A lot of these responses are so funny. "Um, when _I_ asked this question to ChatGPT it gave the right answer!" Yeah, because it's flaky! It doesn't give the same answer every time! That's the worst possible outcome!
Funny, yes. But... a webforum is a good place for these back-and-forths.
I'm on the other side of this fence to you. I agree that the conclusion here is that "it is flaky." Disagree about what that means.
As LLMs progress, 10% accuracy becomes 50% accuracy. That becomes 80% accuracy and from there to usable accuracy... whatever that is per case. Not every "better than random" seed grows into high accuracy features, but many do. It's never clear where accuracy ceilings are, and high reliability applications may be distant but... sufficient accuracy is not necessarily very high for many applications.
Meanwhile, the "accurate-for-me" fix is usually to use the appropriate model, prompt or such. Well... these are exactly the kind of optimizations that can be implemented in a UI like "LLM search."

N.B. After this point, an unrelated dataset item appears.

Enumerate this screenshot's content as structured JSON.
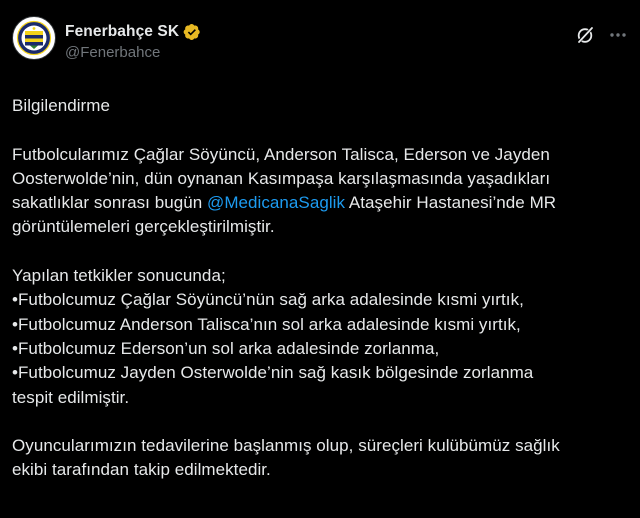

I'm expecting "LLMs eat search." They don't have to "solve truth." They just have to be better and faster than search, with fewer ads.
Isn't it even a bit interesting that GP has tried it every time something new has come out but not once gotten the expected answer? Not only that but gets the wrong titles even though Search for everyone else is using the exact Wikipedia link given in the comment as the source?
LLMs are run with variable output, sure, but it's particularly odd if GP used the search product as it doesn't have to provide the facts from the model itself in that case. If GP had posted the link to the actual chat rather than provided a link to chatgpt.com (???) I'd be interested in seeing if Search was even used as that'd at least explain where such variance in output came from. Instead we're all talking about what could have happened or not.
Normally I would agree with you but for such a fuzzy topic involving search it would require all pages and discussions it can find to be the same and not outdated. I don't see why anyone would presume these systems to be omnipotent.